Crazy people, that’s who. But anyone who knows me recognizes that I usually mean the word ‘crazy’ in a very positive way. Crazy as in passionate, driven, tenacious, over the top. ‘On the edge’.
My energy level, which is already abnormally high, increases exponentially when I write. You know how time flies when you’re with someone you love and you can’t get enough? Imagine having that with a creative pursuit you can indulge in ANY TIME YOU WANT. It’s a euphoria I imagine others get from drugs or walking a tightrope, except it’s safe and healthy.
On paper, time is not my friend. It isn’t even a tolerable acquaintance you have over for dinner once in a while. It’s a full blown villain right out of the super hero comics, like Poison Ivy or Harley Quinn. She’s still fashionable, but a stingy bitch nonetheless.
I keep saying I want to be cloned, like a goat or a donkey, or whatever it was they cloned at one time. My schedule is insane – I have a full time job and a relationship. We are trying to combine our households to reduce the insanity to mere lunacy or absurdity. I have a son and a dog and tons of friends. And laundry and dishes, and all that boring crap the Superfriends never had to worry about on Saturday morning cartoons. But when I write, time grows and expands as if I possess a super hero power. It’s the Bionic Woman’s hearing, Batgirl’s kick and Wonder Woman’s lasso – all rolled into one.
Writer Girl doesn’t wear a cape or a mask, but when she’s unleashed she has no concept of time, space or reality. I am channeling the little girl who used to play super heroes in her backyard with her little sister and best friend. Running across the grass like little ding-dong heads we BECAME Wonder Woman, Batgirl and the Bionic Woman – for hours and hours until our mothers called us in before we got eaten by the mosquitos at dusk. Silly little girls dreaming of being powerful and strong, with nothing but time stretched before us.
When I write I feel bigger than I am, and connected with something outside of myself. Time literally has no boundaries. One day a few months ago my son went to get a haircut. I heard him leave and he said goodbye. Five minutes later he came back in and I asked him if he had forgotten his keys. He gave me that look that said I had lost my marbles, and told me he was coming back from his appointment, pointing to his hair as further evidence of my dementia. He had been gone over an hour and I literally thought he had just left. Then I looked at all that I had written. It was a holy crap moment.
I started writing ‘There Are No Men’ in late August 2013. I just decided to try it. I had an idea and it was starting to take shape in my mind. What did I have to lose? So I wrote about 20 pages. Then I went away for Labor Day weekend with my boyfriend (now fiancé), Jim, and a friend. At the beach I didn’t want to tell them I was trying to write a book. As I said, who writes a book? So I snuck upstairs to the condo every time I thought of an idea I just HAD to write down. Soon after, I confessed my little project to Jim, who I’m sure didn’t think I was serious. He saw my huge stack of unread ‘craft of writing’ books the first time he came to my house, so I didn’t blame him.

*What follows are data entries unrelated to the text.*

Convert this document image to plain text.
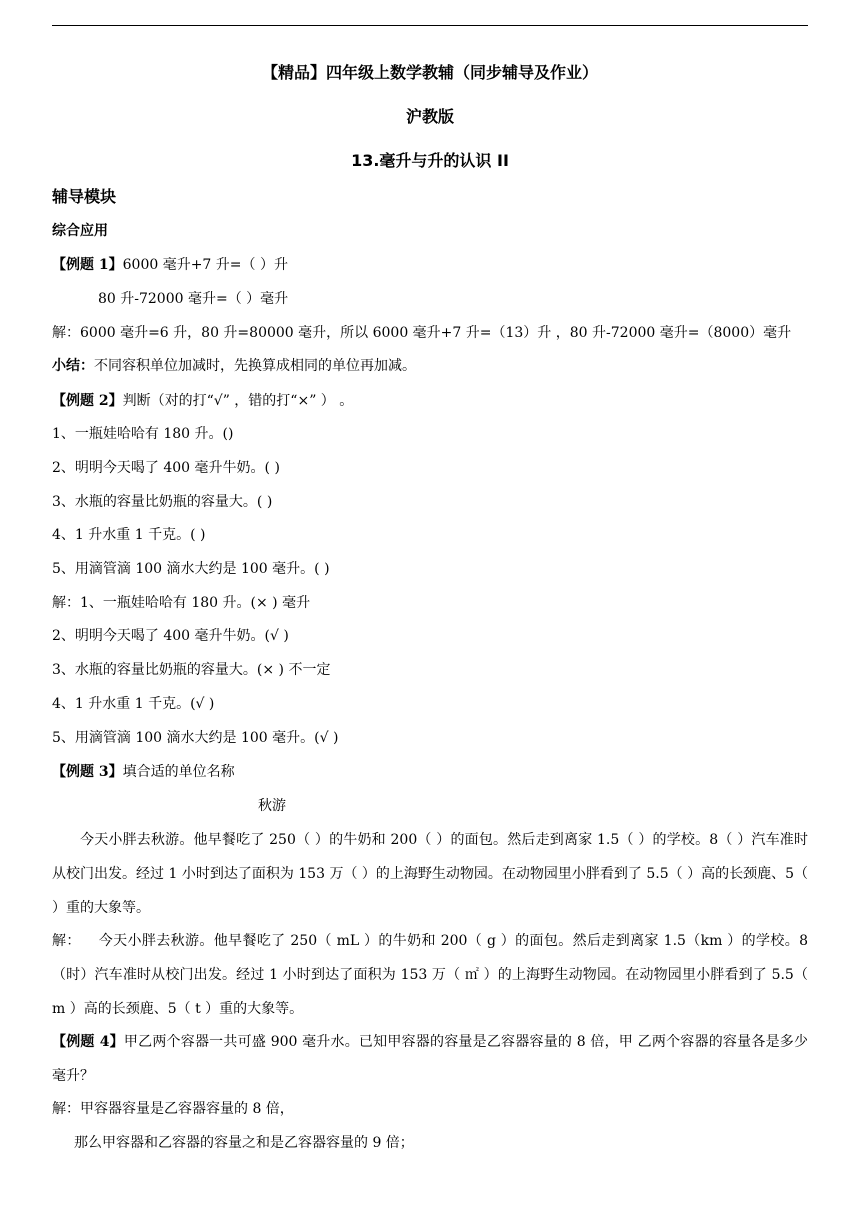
【精品】四年级上数学教辅（同步辅导及作业）
沪教版
13.毫升与升的认识 II
辅导模块
综合应用
【例题 1】6000 毫升+7 升=（ ）升
80 升-72000 毫升=（ ）毫升
解：6000 毫升=6 升，80 升=80000 毫升，所以 6000 毫升+7 升=（13）升 ，80 升-72000 毫升=（8000）毫升
小结：不同容积单位加减时，先换算成相同的单位再加减。
【例题 2】判断（对的打“√” ，错的打“×” ） 。
1、一瓶娃哈哈有 180 升。()
2、明明今天喝了 400 毫升牛奶。( )
3、水瓶的容量比奶瓶的容量大。( )
4、1 升水重 1 千克。( )
5、用滴管滴 100 滴水大约是 100 毫升。( )
解：1、一瓶娃哈哈有 180 升。(× ) 毫升
2、明明今天喝了 400 毫升牛奶。(√ )
3、水瓶的容量比奶瓶的容量大。(× ) 不一定
4、1 升水重 1 千克。(√ )
5、用滴管滴 100 滴水大约是 100 毫升。(√ )
【例题 3】填合适的单位名称
秋游
今天小胖去秋游。他早餐吃了 250（ ）的牛奶和 200（ ）的面包。然后走到离家 1.5（ ）的学校。8（ ）汽车准时从校门出发。经过 1 小时到达了面积为 153 万（ ）的上海野生动物园。在动物园里小胖看到了 5.5（ ）高的长颈鹿、5（ ）重的大象等。
解： 今天小胖去秋游。他早餐吃了 250（ mL ）的牛奶和 200（ g ）的面包。然后走到离家 1.5（km ）的学校。8（时）汽车准时从校门出发。经过 1 小时到达了面积为 153 万（ ㎡ ）的上海野生动物园。在动物园里小胖看到了 5.5（ m ）高的长颈鹿、5（ t ）重的大象等。
【例题 4】甲乙两个容器一共可盛 900 毫升水。已知甲容器的容量是乙容器容量的 8 倍，甲 乙两个容器的容量各是多少毫升？
解：甲容器容量是乙容器容量的 8 倍，
那么甲容器和乙容器的容量之和是乙容器容量的 9 倍；
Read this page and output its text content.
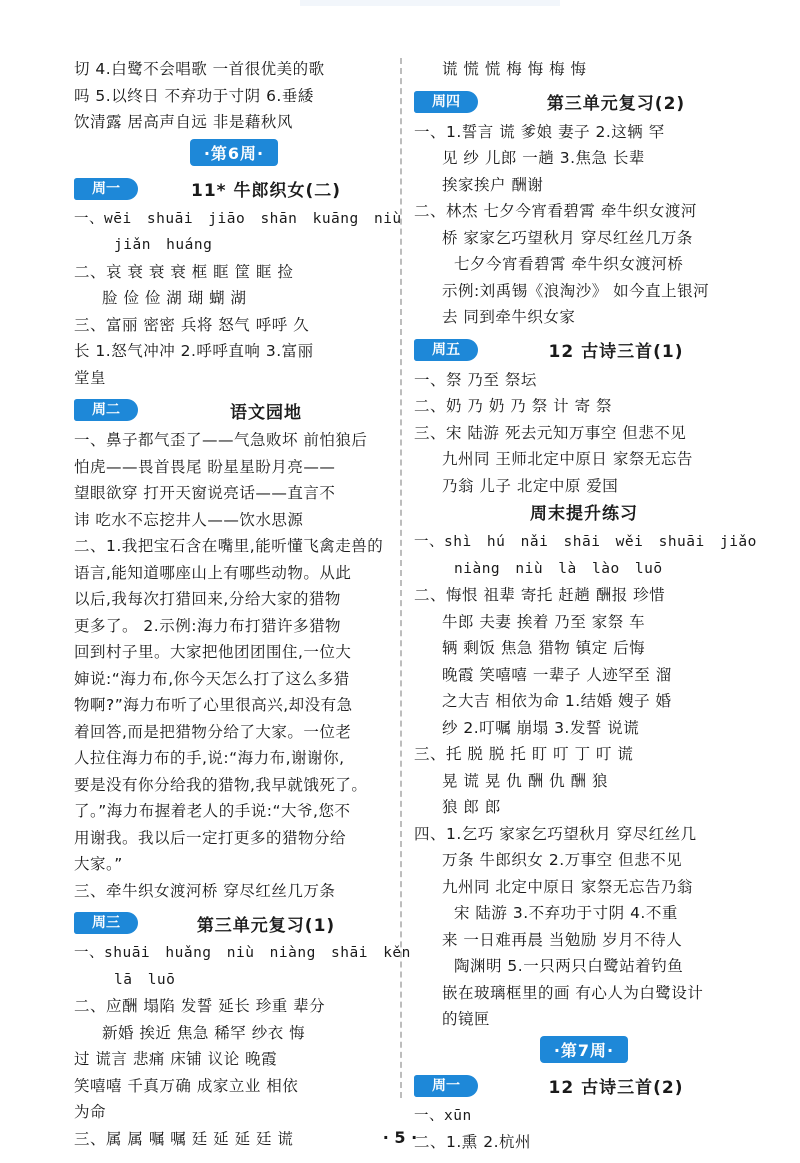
切 4.白鹭不会唱歌 一首很优美的歌
吗 5.以终日 不弃功于寸阴 6.垂緌
饮清露 居高声自远 非是藉秋风
·第6周·
周一	11* 牛郎织女(二)
一、wēi shuāi jiāo shān kuāng niù
jiǎn huáng
二、哀 衰 衰 衰 框 眶 筐 眶 捡
脸 俭 俭 湖 瑚 蝴 湖
三、富丽 密密 兵将 怒气 呼呼 久
长 1.怒气冲冲 2.呼呼直响 3.富丽
堂皇
周二	语文园地
一、鼻子都气歪了——气急败坏 前怕狼后
怕虎——畏首畏尾 盼星星盼月亮——
望眼欲穿 打开天窗说亮话——直言不
讳 吃水不忘挖井人——饮水思源
二、1.我把宝石含在嘴里,能听懂飞禽走兽的
语言,能知道哪座山上有哪些动物。从此
以后,我每次打猎回来,分给大家的猎物
更多了。 2.示例:海力布打猎许多猎物
回到村子里。大家把他团团围住,一位大
婶说:“海力布,你今天怎么打了这么多猎
物啊?”海力布听了心里很高兴,却没有急
着回答,而是把猎物分给了大家。一位老
人拉住海力布的手,说:“海力布,谢谢你,
要是没有你分给我的猎物,我早就饿死了。
了。”海力布握着老人的手说:“大爷,您不
用谢我。我以后一定打更多的猎物分给
大家。”
三、牵牛织女渡河桥 穿尽红丝几万条
周三	第三单元复习(1)
一、shuāi huǎng niù niàng shāi kěn
lā luō
二、应酬 塌陷 发誓 延长 珍重 辈分
新婚 挨近 焦急 稀罕 纱衣 悔
过 谎言 悲痛 床铺 议论 晚霞
笑嘻嘻 千真万确 成家立业 相依
为命
三、属 属 嘱 嘱 廷 延 延 廷 谎
谎 慌 慌 梅 悔 梅 悔
周四	第三单元复习(2)
一、1.誓言 谎 爹娘 妻子 2.这辆 罕
见 纱 儿郎 一趟 3.焦急 长辈
挨家挨户 酬谢
二、林杰 七夕今宵看碧霄 牵牛织女渡河
桥 家家乞巧望秋月 穿尽红丝几万条
七夕今宵看碧霄 牵牛织女渡河桥
示例:刘禹锡《浪淘沙》 如今直上银河
去 同到牵牛织女家
周五	12 古诗三首(1)
一、祭 乃至 祭坛
二、奶 乃 奶 乃 祭 计 寄 祭
三、宋 陆游 死去元知万事空 但悲不见
九州同 王师北定中原日 家祭无忘告
乃翁 儿子 北定中原 爱国
周末提升练习
一、shì hú nǎi shāi wěi shuāi jiǎo
niàng niù là lào luō
二、悔恨 祖辈 寄托 赶趟 酬报 珍惜
牛郎 夫妻 挨着 乃至 家祭 车
辆 剩饭 焦急 猎物 镇定 后悔
晚霞 笑嘻嘻 一辈子 人迹罕至 溜
之大吉 相依为命 1.结婚 嫂子 婚
纱 2.叮嘱 崩塌 3.发誓 说谎
三、托 脱 脱 托 盯 叮 丁 叮 谎
晃 谎 晃 仇 酬 仇 酬 狼
狼 郎 郎
四、1.乞巧 家家乞巧望秋月 穿尽红丝几
万条 牛郎织女 2.万事空 但悲不见
九州同 北定中原日 家祭无忘告乃翁
宋 陆游 3.不弃功于寸阴 4.不重
来 一日难再晨 当勉励 岁月不待人
陶渊明 5.一只两只白鹭站着钓鱼
嵌在玻璃框里的画 有心人为白鹭设计
的镜匣
·第7周·
周一	12 古诗三首(2)
一、xūn
二、1.熏 2.杭州
· 5 ·
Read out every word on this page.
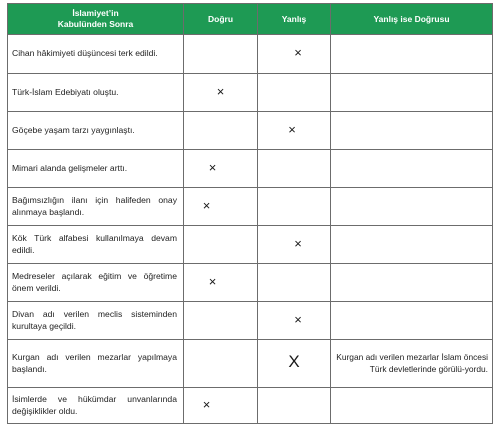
İslamiyet’in
Kabulünden Sonra	Doğru	Yanlış	Yanlış ise Doğrusu
Cihan hâkimiyeti düşüncesi terk edildi.		×	
Türk-İslam Edebiyatı oluştu.	×		
Göçebe yaşam tarzı yaygınlaştı.		×	
Mimari alanda gelişmeler arttı.	×		
Bağımsızlığın ilanı için halifeden onay alınmaya başlandı.	×		
Kök Türk alfabesi kullanılmaya devam edildi.		×	
Medreseler açılarak eğitim ve öğretime önem verildi.	×		
Divan adı verilen meclis sisteminden kurultaya geçildi.		×	
Kurgan adı verilen mezarlar yapılmaya başlandı.		X	Kurgan adı verilen mezarlar İslam öncesi Türk devletlerinde görülü-yordu.
İsimlerde ve hükümdar unvanlarında değişiklikler oldu.	×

As I continued to write in a SUPER serious way, I was still reluctant to tell people. I felt like I was telling them something embarrassing that would elicit sympathy, such as “You poor deluded twit – you can’t just write a book. Who does that?”
But over time my confidence has grown. I have joined a writer’s group and read aloud to laughter and tears. I have shared my work with friends and family, even my 19 year old son made it through a few chapters of the first draft of my romantic comedy. Now I have an editor and beta readers and a website. I tell EVERYONE about my work.
Who Writes a Book? I do, and there’s no stopping me now.
I am not boastful by nature, and I am struggling with tooting my own horn. But I am not bragging – “oh look at me, I wrote a book”. It’s more sharing the joy of what I have discovered. I’ve had small taste of what it’s like to make people laugh while doing something I love. To evoke emotion when a scene resonates with someone’s own life experience. To entertain and to bring people together.
Time expanding to manifest the dreams of a pintsized 7 year old Wonder Woman. That’s the magic of super hero powers.
And that’s the kind of crazy girl who writes a book.